On how gymnastics stacks up against tee-ball for her son:

"He really does enjoy his gymnastic class on Mondays. He has a couple friends in there, and it's mixed gender, which is nice. He hasn't said he really prefers one activity over another. I think anything that gets him out and about [where] he gets to exude his energy is something he enjoys at the moment. I'm not pushing one thing or another. It's his life and he'll have to decipher what's right for him."

On entering her kiddos in gymnastics classes at an early age:

"You can enroll them in a mom-and-me style class. Ours is called Movers and Shakers. It's through our county. [You can enroll your kids] at 12 months -- that's when I started both of them."

On how she likes to spend time with her family:

"I have two toddlers, so we prefer to get out and about, but nothing too fancy. I think quick and casual is what we prefer. It's always nice to go to a park and relax a bit and see them play. Honestly, our [weekends] center around what the kids like, and if they're happy, I'm happy."

On her post-Olympics career:

"I lived in Washington, D.C., for about a decade and worked for the Office of Juvenile Justice and Delinquency Prevention. It's a component of the Department of Justice at the grant-making office. I still work for them, although I'm based in Tucson, Arizona, [now]. I'm a full-time teleworker. I go back to D.C. to the office and touch base with my supervisor on staff, but with technology today, I'm able to do a lot of [work] and stay connected although I'm here in Arizona."

On traveling for work with two young children at home:

"It is difficult leaving them, but I know that it is healthy. And I think it's good for them to see that Mommy has to do certain things to provide for them and that I'm doing something for me -- my job -- that I enjoy. It's always difficult to say goodbye, but they're that much more excited to see me when I return."

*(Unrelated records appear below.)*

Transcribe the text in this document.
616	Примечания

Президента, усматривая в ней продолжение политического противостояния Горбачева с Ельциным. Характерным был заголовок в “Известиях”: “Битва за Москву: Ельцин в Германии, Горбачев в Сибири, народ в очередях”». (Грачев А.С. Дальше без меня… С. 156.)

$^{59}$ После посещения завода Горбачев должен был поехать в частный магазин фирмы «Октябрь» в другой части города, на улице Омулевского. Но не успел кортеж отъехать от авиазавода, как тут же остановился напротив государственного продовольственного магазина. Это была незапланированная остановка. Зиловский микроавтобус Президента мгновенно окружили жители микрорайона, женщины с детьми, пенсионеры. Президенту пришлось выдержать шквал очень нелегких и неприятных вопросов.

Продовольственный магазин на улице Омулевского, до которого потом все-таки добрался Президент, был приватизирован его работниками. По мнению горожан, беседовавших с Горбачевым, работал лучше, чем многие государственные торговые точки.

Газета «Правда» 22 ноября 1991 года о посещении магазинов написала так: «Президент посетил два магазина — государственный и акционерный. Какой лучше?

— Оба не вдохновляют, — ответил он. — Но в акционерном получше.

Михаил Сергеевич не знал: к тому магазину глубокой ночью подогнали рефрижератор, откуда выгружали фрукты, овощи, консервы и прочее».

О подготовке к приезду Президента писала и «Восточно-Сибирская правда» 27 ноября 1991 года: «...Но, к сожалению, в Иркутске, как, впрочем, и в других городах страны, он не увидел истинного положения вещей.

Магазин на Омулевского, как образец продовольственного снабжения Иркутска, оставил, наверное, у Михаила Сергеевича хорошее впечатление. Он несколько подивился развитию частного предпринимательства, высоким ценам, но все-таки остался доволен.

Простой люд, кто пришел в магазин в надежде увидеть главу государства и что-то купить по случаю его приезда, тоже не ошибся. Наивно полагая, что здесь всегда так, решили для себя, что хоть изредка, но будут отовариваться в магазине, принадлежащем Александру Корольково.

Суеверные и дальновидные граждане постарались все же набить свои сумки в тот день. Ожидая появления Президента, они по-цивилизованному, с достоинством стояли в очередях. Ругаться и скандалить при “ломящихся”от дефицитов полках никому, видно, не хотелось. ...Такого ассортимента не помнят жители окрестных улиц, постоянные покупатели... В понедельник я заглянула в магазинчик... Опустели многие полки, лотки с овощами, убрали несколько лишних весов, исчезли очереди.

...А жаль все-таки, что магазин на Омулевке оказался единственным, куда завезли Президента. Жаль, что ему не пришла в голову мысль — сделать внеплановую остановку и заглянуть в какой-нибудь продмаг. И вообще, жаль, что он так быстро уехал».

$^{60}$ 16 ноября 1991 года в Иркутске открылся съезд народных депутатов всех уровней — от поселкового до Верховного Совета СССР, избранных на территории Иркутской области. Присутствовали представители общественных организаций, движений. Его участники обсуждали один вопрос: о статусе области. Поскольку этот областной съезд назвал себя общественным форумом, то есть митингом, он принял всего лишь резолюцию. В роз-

On how motherhood has affected her perspective of Olympic athletes:

"At the time [during the 1996 Olympics], I was one of the older girls on the team -- one of the veterans. But now I look at the gymnasts out there who are 18, 19 or 20 and can't believe all that they're able to do at such a young age. Becoming a mother has just given me a very different perspective of athletics and what these athletes are willing to sacrifice and go through in their quest for gold."

Mike Powell / Getty Images North America

On eventually sharing her epic Olympic moment with her children:

"I feel very fortunate that people remember my moment, and I'm very proud of it. I've tried to take what I've learned through my athletic career and implement it into the new chapters of my life. But it's always nice to reflect on that moment because it was something meaningful not just for me but for a lot of people. I'm excited to share that special moment with my children as they get older."

On Jared the Galleria of Jewelry's Miracle Links collection:

"As a mom, there's nothing like the bond that I share with my children. That's why the Miracle Links pendant I have is not only beautiful to me but extremely meaningful. I think every mom out there would love to wear it each and every day. The Miracle Links collection was designed exclusively for moms, with inner linking circles symbolizing the special bond between a mother and her child. The large circle represents the mom, and then the smaller circles represent a child or multiple children. It's really great because as the family grows, your necklace and the additional links grow as well."

On why she can't wear statement jewelry:

"I'm very petite, so I prefer very fine jewelry -- nothing too blingy. I think every woman loves diamonds and gold. But again, I'm 4-feet-10-inches [tall] and rather small, so it would look silly if I had an abundance of jewelry all over me... I think [statement pieces are] more appropriate on somebody who maybe played beach volleyball or is a long, elegant, tall dancer -- things like that!"